Sebagai informasi, kawasan pegunungan sawal secara kefungsian terbagi menjadi 3 (tiga) kawasan yaitu, Kawasan Suaka Marga Satwa, Kawasan Hutan Produksi dan Kawasan Hutan Rakyat.
Baca Juga:Diguyur Hujan Deras, Atap Ruang Sekolah di Ciamis Ambruk
Untuk memasuki kawasan suaka margasatwa berdasarkan peraturan Direktur Jenderal Perlindungan Hutan dan Konservasi Alam Nomor : SK.192/IV-Set/HO/2006 tanggal 13 November 2006 tentang Izin Masuk Kawasan Suaka Alam, Kawasan Pelestarian Alam dan Taman Buru tidaklah semua orang dapat masuk ke kawasan tersebut.
Orang yang mau masuk harus memiliki izin masuk kawasan konservasi (SIMAKSI) dari pengelola Kawasan. Izin ini hanya dapat dikeluarkan untuk penelitian dan pengembangan ilmu pengetahuan dan pendidikan, pembuatan film dan atau video klip, dalam bentuk film dokumenter.
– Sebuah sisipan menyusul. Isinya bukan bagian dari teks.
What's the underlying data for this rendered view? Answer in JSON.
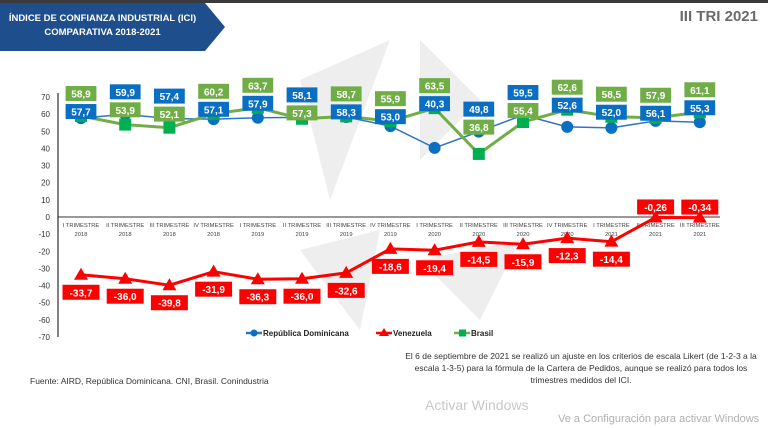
{
  "header": {
    "title_line1": "ÍNDICE DE CONFIANZA INDUSTRIAL (ICI)",
    "title_line2": "COMPARATIVA 2018-2021",
    "period": "III TRI 2021"
  },
  "colors": {
    "banner": "#1f4e8c",
    "dr": "#2e75c8",
    "dr_label": "#0a6fc2",
    "venezuela": "#ff0000",
    "brasil": "#70ad47",
    "brasil_marker": "#00b050"
  },
  "chart_data": {
    "type": "line",
    "categories": [
      "I TRIMESTRE 2018",
      "II TRIMESTRE 2018",
      "III TRIMESTRE 2018",
      "IV TRIMESTRE 2018",
      "I TRIMESTRE 2019",
      "II TRIMESTRE 2019",
      "III TRIMESTRE 2019",
      "IV TRIMESTRE 2019",
      "I TRIMESTRE 2020",
      "II TRIMESTRE 2020",
      "III TRIMESTRE 2020",
      "IV TRIMESTRE 2020",
      "I TRIMESTRE 2021",
      "II TRIMESTRE 2021",
      "III TRIMESTRE 2021"
    ],
    "ylim": [
      -70,
      70
    ],
    "yticks": [
      70,
      60,
      50,
      40,
      30,
      20,
      10,
      0,
      -10,
      -20,
      -30,
      -40,
      -50,
      -60,
      -70
    ],
    "grid": false,
    "legend": "bottom",
    "series": [
      {
        "name": "República Dominicana",
        "marker": "circle",
        "values": [
          57.7,
          59.9,
          57.4,
          57.1,
          57.9,
          58.1,
          58.3,
          53.0,
          40.3,
          49.8,
          59.5,
          52.6,
          52.0,
          56.1,
          55.3
        ],
        "labels": [
          "57,7",
          "59,9",
          "57,4",
          "57,1",
          "57,9",
          "58,1",
          "58,3",
          "53,0",
          "40,3",
          "49,8",
          "59,5",
          "52,6",
          "52,0",
          "56,1",
          "55,3"
        ]
      },
      {
        "name": "Venezuela",
        "marker": "triangle",
        "values": [
          -33.7,
          -36.0,
          -39.8,
          -31.9,
          -36.3,
          -36.0,
          -32.6,
          -18.6,
          -19.4,
          -14.5,
          -15.9,
          -12.3,
          -14.4,
          -0.26,
          -0.34
        ],
        "labels": [
          "-33,7",
          "-36,0",
          "-39,8",
          "-31,9",
          "-36,3",
          "-36,0",
          "-32,6",
          "-18,6",
          "-19,4",
          "-14,5",
          "-15,9",
          "-12,3",
          "-14,4",
          "-0,26",
          "-0,34"
        ]
      },
      {
        "name": "Brasil",
        "marker": "square",
        "values": [
          58.9,
          53.9,
          52.1,
          60.2,
          63.7,
          57.3,
          58.7,
          55.9,
          63.5,
          36.8,
          55.4,
          62.6,
          58.5,
          57.9,
          61.1
        ],
        "labels": [
          "58,9",
          "53,9",
          "52,1",
          "60,2",
          "63,7",
          "57,3",
          "58,7",
          "55,9",
          "63,5",
          "36,8",
          "55,4",
          "62,6",
          "58,5",
          "57,9",
          "61,1"
        ]
      }
    ]
  },
  "footer": {
    "source": "Fuente: AIRD, República Dominicana. CNI, Brasil. Conindustria",
    "note": "El 6 de septiembre de 2021 se realizó un ajuste en los criterios de escala Likert (de 1-2-3 a la escala 1-3-5)  para la fórmula de la Cartera de Pedidos, aunque se realizó para todos los trimestres medidos del ICI.",
    "watermark1": "Activar Windows",
    "watermark2": "Ve a Configuración para activar Windows"
  }
}
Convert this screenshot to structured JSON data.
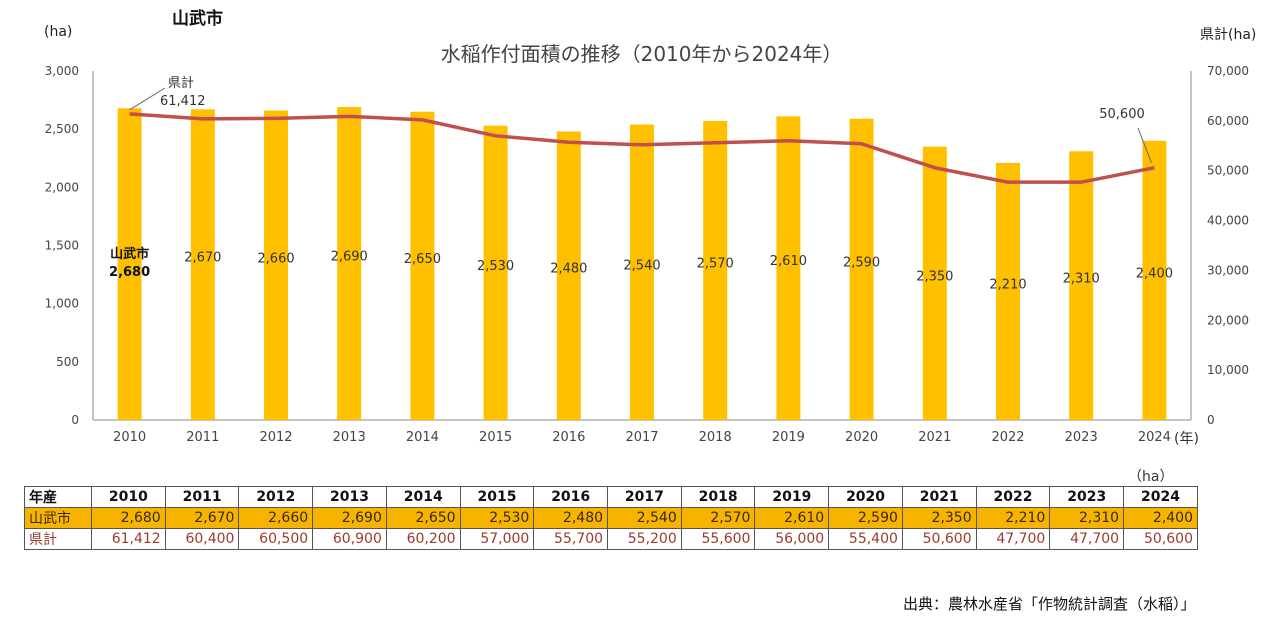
{
  "page": {
    "city_label": "山武市",
    "source": "出典：農林水産省「作物統計調査（水稲）」"
  },
  "colors": {
    "bar": "#FFC000",
    "line": "#C0504D",
    "pref_text": "#9B3B2E",
    "axis": "#888888"
  },
  "chart_data": {
    "type": "bar",
    "title": "水稲作付面積の推移（2010年から2024年）",
    "xlabel": "(年)",
    "ylabel": "(ha)",
    "y2label": "県計(ha)",
    "ylim": [
      0,
      3000
    ],
    "y2lim": [
      0,
      70000
    ],
    "yticks": [
      0,
      500,
      1000,
      1500,
      2000,
      2500,
      3000
    ],
    "yticks_labels": [
      "0",
      "500",
      "1,000",
      "1,500",
      "2,000",
      "2,500",
      "3,000"
    ],
    "y2ticks": [
      0,
      10000,
      20000,
      30000,
      40000,
      50000,
      60000,
      70000
    ],
    "y2ticks_labels": [
      "0",
      "10,000",
      "20,000",
      "30,000",
      "40,000",
      "50,000",
      "60,000",
      "70,000"
    ],
    "categories": [
      "2010",
      "2011",
      "2012",
      "2013",
      "2014",
      "2015",
      "2016",
      "2017",
      "2018",
      "2019",
      "2020",
      "2021",
      "2022",
      "2023",
      "2024"
    ],
    "grid": false,
    "series": [
      {
        "name": "山武市",
        "type": "bar",
        "axis": "left",
        "values": [
          2680,
          2670,
          2660,
          2690,
          2650,
          2530,
          2480,
          2540,
          2570,
          2610,
          2590,
          2350,
          2210,
          2310,
          2400
        ],
        "labels": [
          "2,680",
          "2,670",
          "2,660",
          "2,690",
          "2,650",
          "2,530",
          "2,480",
          "2,540",
          "2,570",
          "2,610",
          "2,590",
          "2,350",
          "2,210",
          "2,310",
          "2,400"
        ]
      },
      {
        "name": "県計",
        "type": "line",
        "axis": "right",
        "values": [
          61412,
          60400,
          60500,
          60900,
          60200,
          57000,
          55700,
          55200,
          55600,
          56000,
          55400,
          50600,
          47700,
          47700,
          50600
        ],
        "labels": [
          "61,412",
          "60,400",
          "60,500",
          "60,900",
          "60,200",
          "57,000",
          "55,700",
          "55,200",
          "55,600",
          "56,000",
          "55,400",
          "50,600",
          "47,700",
          "47,700",
          "50,600"
        ]
      }
    ],
    "annotations": {
      "first_bar_series": "山武市",
      "first_line_series": "県計",
      "first_line_value": "61,412",
      "last_line_value": "50,600"
    }
  },
  "table": {
    "unit": "（ha）",
    "header_label": "年産",
    "years": [
      "2010",
      "2011",
      "2012",
      "2013",
      "2014",
      "2015",
      "2016",
      "2017",
      "2018",
      "2019",
      "2020",
      "2021",
      "2022",
      "2023",
      "2024"
    ],
    "rows": [
      {
        "label": "山武市",
        "values": [
          "2,680",
          "2,670",
          "2,660",
          "2,690",
          "2,650",
          "2,530",
          "2,480",
          "2,540",
          "2,570",
          "2,610",
          "2,590",
          "2,350",
          "2,210",
          "2,310",
          "2,400"
        ]
      },
      {
        "label": "県計",
        "values": [
          "61,412",
          "60,400",
          "60,500",
          "60,900",
          "60,200",
          "57,000",
          "55,700",
          "55,200",
          "55,600",
          "56,000",
          "55,400",
          "50,600",
          "47,700",
          "47,700",
          "50,600"
        ]
      }
    ]
  }
}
Pada tahun 2017, Leni Bunis salah seorang Mahasiswa Kader Konservasi dari Sekolah Tinggi Ilmu Administrasi Tasikmalaya melakukan obeservasi terhadap keberadaan populasi kukang di kawasan pegunungan Sawal. Leni mencatat ada 216 kukang.
Menurutnya, sebagai upaya penyelamatan kukang yang ada di kawasan pegunungan sawal harus ada perhatian yang lebih intensif dari pemerintah, salah satunya keberadaan BKSDA.
Sementara itu, Ilham Purwa salah seorang kader konservasi yang juga akademisi di Universitas Galuh Ciamis mengutarakan pendapatnya.
“Perlu ada upaya yang berkelanjutan dalam rangka penyelamatan kukang ini. Salah satunya pengetatan izin masuk ke kawasan suaka marga satwa.”
Menurut Ilham, hingga saat ini masih banyak yang masuk ke kawasan tanpa izin yang jelas. Terbukti dari banyaknya aktivitas orang yang tertangkap camera trap.
Kamera jebakan ini merupakan jenis kamera yang dilengkapi sensor gerak dan sensor panas dan atau termal yang dapat digunakan untuk merekam keberadaan satwa liar yang ada di kawasan tertentu.
Sensor camera trap ini akan aktif jika ada objek bergerak dan atau yang memiliki suhu berbeda dengan lingkungan area cakupan sensor di kawasan suaka marga satwa dengan aktivitas yang tidak jelas.
Semakin jarangnya keberadaan populasi Kukang Jawa di kawasan pegunungan Sawal ini diungkapkan pula oleh Undang (56), salah seorang warga petani penggarap di blok Kujang.
“Kurang lebih 15 tahun ini saya menggarap lahan ini belum pernah menemukan Kukang,” jelasnya.